Jeena Ealy: The most popular author in Sigil. She writes true life adventure books. She hires freelance adventurers for research. She is planning books on the river styx and the beastlands. Some works include:
- Death in the Norns: Adventures in the Outlands
- In Darkest Sigil: Chronicles the horrid conditions in the Hive.
- Other books include a history of the blood war, and a study of yugoloths.
The Great Gymnasium: Home of the Transcendent Order. This place has baths, steam rooms, massage tables, etc. It's a place for people to relax, and also a neutral ground for hostile parties (weapons and spells are not allowed in here).
The Flame Pits: This bath house is run by a sharp-tongued githzerai named Laril Zasskos. This place has exotic baths: lava pools for elementals, scouring whirlwinds, rank ooze, and pure water.
The Great Bazaar: Home the the Free League, a great place to buy stuff and get information.
Imel's Happy Tongue: A restaurant that sometimes sells cheeses: Warrior's Cheese (2 gp), Bytopian Red (1 gp), Tiefling's Delight (2 gp), Death Cheese (made from catoblepas milk! 20 gp).
Ensin's Discount Elixirs: Ensin, a mage, brews potions with cheap components. No refunds! He makes concoctions such as:
- Potion of Small Animal Control (50 gp) - 1 to 4 rats, etc.
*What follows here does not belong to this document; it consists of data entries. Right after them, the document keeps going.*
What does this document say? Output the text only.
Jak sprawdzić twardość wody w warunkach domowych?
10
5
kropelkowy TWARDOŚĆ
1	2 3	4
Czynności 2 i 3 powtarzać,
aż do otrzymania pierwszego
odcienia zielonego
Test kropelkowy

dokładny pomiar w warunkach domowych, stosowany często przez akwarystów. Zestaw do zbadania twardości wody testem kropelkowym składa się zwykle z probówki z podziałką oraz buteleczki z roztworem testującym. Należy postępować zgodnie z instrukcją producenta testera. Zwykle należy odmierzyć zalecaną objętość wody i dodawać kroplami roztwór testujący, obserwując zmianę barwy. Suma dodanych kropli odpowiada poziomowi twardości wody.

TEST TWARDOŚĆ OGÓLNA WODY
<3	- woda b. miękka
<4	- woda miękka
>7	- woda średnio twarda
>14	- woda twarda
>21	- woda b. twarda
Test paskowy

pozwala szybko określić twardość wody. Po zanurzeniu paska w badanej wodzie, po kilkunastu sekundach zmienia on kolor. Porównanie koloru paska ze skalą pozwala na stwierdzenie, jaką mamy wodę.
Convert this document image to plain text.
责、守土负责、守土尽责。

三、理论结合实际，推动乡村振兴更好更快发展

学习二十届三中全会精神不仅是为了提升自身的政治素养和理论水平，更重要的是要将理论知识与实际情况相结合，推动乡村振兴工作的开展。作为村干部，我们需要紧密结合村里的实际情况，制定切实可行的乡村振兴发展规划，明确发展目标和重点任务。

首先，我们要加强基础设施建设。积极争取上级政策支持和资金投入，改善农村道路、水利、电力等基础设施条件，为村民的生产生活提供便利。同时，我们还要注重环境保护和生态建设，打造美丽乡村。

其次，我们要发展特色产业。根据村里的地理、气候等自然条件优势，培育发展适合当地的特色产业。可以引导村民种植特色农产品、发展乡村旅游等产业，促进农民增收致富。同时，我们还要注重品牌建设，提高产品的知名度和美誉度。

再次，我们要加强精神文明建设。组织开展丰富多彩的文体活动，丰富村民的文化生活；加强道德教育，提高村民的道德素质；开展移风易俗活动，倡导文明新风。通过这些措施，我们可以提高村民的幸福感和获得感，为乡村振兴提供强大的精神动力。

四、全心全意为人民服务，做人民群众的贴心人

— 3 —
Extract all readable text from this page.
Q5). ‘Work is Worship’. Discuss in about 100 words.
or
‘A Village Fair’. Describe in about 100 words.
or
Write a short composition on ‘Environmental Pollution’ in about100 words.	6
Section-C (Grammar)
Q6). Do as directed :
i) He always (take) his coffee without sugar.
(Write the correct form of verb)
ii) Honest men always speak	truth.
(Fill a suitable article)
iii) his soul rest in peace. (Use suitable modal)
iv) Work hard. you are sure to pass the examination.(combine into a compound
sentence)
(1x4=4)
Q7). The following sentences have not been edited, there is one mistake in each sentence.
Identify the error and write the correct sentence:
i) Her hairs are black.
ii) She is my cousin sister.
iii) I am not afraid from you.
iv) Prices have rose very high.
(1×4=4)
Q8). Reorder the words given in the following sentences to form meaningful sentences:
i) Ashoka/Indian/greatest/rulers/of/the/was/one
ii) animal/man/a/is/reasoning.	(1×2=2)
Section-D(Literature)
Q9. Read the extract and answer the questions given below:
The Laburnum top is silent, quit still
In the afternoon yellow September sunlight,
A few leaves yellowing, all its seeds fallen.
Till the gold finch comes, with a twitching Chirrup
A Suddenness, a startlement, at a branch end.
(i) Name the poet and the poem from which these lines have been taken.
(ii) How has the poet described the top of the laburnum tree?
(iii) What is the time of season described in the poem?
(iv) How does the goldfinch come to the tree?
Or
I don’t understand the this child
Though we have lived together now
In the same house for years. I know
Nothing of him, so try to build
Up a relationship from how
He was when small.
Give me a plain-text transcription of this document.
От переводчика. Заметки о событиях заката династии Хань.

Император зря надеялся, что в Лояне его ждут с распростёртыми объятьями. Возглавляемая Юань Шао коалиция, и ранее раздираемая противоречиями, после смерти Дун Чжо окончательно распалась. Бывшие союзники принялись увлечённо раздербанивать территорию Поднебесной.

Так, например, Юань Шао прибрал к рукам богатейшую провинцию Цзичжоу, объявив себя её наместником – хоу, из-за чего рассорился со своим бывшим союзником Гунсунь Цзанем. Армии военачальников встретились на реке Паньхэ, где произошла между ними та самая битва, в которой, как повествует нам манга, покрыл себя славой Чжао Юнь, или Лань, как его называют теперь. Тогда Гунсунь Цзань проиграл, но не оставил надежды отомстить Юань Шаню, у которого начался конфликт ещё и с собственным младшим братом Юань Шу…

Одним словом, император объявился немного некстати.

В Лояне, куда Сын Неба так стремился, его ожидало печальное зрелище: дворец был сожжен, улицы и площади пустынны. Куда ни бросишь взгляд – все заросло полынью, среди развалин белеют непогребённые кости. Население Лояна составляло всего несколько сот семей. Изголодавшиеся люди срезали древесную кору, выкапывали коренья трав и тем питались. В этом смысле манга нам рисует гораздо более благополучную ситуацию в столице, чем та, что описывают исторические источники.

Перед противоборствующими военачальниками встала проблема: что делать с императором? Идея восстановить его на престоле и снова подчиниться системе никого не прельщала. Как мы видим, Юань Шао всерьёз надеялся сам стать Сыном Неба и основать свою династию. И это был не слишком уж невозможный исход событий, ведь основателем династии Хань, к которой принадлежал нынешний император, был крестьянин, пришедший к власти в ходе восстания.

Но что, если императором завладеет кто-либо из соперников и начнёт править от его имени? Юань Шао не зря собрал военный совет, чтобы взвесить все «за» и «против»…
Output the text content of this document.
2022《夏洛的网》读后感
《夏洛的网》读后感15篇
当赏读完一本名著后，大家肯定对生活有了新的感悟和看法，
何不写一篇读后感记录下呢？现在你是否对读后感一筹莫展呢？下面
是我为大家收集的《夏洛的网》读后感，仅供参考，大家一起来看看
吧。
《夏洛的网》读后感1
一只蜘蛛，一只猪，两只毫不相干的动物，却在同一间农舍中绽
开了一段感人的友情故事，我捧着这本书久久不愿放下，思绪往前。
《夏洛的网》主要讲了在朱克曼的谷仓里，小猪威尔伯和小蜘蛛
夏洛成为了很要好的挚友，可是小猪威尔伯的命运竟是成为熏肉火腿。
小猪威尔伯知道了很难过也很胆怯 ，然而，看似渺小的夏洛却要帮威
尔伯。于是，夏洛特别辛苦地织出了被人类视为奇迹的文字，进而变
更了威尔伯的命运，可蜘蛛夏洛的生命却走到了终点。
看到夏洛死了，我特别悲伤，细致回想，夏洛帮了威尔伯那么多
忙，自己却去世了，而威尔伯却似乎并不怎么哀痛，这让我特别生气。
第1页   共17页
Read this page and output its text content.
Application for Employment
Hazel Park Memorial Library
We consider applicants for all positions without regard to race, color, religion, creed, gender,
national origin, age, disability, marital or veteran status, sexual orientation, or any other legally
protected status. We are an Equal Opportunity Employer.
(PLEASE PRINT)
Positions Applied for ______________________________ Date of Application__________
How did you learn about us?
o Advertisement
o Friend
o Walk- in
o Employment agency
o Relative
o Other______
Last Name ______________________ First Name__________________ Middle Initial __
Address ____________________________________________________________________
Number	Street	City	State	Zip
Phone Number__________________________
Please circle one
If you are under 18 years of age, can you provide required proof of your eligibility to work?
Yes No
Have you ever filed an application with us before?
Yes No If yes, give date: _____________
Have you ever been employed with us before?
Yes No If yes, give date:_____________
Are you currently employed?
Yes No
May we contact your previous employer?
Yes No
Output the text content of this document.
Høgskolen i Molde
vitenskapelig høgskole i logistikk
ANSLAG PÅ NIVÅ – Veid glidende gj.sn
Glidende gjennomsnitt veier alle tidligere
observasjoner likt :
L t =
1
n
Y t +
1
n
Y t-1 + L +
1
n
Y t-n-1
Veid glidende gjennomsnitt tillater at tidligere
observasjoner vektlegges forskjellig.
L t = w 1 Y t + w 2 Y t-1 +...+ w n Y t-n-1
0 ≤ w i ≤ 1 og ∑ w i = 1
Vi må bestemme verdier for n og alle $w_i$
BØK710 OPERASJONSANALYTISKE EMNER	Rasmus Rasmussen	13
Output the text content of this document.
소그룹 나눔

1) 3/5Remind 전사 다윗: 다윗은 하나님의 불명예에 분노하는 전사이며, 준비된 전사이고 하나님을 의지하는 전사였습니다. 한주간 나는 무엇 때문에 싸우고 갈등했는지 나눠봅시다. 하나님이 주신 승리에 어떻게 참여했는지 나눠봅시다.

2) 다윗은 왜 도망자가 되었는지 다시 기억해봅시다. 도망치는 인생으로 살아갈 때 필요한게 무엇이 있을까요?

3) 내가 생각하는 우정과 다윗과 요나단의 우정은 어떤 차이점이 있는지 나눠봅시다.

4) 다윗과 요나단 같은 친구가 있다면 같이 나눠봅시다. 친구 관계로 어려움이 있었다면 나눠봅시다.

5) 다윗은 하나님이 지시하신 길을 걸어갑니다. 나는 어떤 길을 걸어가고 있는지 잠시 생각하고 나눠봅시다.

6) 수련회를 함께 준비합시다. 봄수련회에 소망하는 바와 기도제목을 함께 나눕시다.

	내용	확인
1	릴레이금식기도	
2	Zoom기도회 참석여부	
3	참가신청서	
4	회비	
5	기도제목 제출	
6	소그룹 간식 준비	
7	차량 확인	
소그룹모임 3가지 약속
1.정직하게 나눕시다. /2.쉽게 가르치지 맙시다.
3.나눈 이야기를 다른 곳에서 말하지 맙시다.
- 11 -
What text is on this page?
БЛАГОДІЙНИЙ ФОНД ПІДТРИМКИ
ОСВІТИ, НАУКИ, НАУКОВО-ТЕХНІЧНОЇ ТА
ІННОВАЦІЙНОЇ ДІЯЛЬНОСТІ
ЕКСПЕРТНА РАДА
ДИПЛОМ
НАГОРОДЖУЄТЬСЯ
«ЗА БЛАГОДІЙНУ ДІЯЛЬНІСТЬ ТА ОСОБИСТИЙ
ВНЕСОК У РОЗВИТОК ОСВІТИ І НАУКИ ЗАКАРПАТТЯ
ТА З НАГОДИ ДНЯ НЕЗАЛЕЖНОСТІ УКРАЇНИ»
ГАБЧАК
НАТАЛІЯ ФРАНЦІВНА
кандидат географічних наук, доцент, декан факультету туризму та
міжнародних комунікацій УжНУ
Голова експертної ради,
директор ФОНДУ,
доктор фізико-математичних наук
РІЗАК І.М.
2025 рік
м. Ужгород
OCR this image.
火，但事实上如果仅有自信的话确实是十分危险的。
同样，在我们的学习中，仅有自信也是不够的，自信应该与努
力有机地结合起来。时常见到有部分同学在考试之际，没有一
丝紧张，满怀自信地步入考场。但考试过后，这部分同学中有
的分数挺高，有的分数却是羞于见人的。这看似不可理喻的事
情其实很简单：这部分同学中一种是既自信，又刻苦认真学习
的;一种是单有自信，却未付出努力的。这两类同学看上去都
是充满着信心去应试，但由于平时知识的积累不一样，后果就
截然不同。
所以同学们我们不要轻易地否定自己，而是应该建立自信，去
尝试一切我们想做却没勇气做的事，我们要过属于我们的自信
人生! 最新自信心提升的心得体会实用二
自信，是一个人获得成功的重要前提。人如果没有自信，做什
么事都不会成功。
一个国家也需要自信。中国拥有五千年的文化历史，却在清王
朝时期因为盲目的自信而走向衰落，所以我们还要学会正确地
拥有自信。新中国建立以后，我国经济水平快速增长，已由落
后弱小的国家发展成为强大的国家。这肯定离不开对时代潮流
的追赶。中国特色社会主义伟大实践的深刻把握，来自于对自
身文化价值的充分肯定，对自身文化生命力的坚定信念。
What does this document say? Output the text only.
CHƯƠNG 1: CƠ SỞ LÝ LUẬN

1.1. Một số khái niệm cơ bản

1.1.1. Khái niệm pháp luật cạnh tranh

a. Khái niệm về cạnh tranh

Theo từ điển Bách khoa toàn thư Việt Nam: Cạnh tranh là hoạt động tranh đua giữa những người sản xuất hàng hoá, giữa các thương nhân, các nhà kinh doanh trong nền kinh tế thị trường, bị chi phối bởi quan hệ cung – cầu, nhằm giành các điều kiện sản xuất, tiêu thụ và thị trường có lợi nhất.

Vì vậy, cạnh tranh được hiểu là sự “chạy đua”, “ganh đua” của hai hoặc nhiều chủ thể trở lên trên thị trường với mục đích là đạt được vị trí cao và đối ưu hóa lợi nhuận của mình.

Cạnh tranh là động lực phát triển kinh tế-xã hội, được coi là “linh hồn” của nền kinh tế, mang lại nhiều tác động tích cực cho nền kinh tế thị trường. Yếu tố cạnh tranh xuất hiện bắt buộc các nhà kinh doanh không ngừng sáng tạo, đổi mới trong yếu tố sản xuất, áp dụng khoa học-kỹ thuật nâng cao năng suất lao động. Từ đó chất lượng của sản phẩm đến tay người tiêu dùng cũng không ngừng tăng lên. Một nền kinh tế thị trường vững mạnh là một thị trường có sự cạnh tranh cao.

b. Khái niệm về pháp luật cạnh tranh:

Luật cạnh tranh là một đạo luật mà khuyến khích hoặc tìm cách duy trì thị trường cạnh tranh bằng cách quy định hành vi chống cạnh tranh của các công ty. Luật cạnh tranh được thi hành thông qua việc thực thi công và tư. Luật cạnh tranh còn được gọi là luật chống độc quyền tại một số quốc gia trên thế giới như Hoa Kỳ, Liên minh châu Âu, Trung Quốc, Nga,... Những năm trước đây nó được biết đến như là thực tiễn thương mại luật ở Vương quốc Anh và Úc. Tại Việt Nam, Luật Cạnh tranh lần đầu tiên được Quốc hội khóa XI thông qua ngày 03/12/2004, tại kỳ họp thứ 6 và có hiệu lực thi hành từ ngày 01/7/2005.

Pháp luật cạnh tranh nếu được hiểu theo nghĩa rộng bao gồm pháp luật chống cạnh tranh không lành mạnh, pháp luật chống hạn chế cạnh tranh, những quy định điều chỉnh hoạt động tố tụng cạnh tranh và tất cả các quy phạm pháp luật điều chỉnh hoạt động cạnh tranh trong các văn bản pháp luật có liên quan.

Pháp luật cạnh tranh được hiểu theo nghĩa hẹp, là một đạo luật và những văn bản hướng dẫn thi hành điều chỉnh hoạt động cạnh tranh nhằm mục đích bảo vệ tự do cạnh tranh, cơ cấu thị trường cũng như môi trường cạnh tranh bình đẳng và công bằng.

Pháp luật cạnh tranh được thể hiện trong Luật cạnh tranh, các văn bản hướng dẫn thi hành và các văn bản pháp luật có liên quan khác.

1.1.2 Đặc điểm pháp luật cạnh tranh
- Potion of Limited Invisibility (50 gp) - Only works at night or in a dark room.
- Potion of Limited Healing (30 gp) - Heals d6 damage
- Potion of Blue Hue (10 gp) - Turns you light blue.
- Potion of Drowning Resistance (75 gp) - You can breathe water for 10 minutes
- Mimir: A small skull made of metal that can give you information on the planes.
- Karach Armor: Githzerai armor made from chaos matter of Limbo. It has no speed penalty despite acting as chain, scale or platemail.
- Spellsoul Blade: A blade that allows you to store a piece of your soul in it. You can use it to deal different types of damage (fire, lightning, etc.). You can store it and recall it from an extradimensional space.
- Modron Toy: You can use this to summon a modron, or open a portal to a "pocket dimension bounded by interlocked gears". You can rest in there, though if you spend more than 8 hours in there, you're either dumped out or sucked into the lawful plane of Mechanus. Time flows differently in the pocket realm. The DM rolls a d20, and the result indicates whether time flowed faster or slower while you were in there.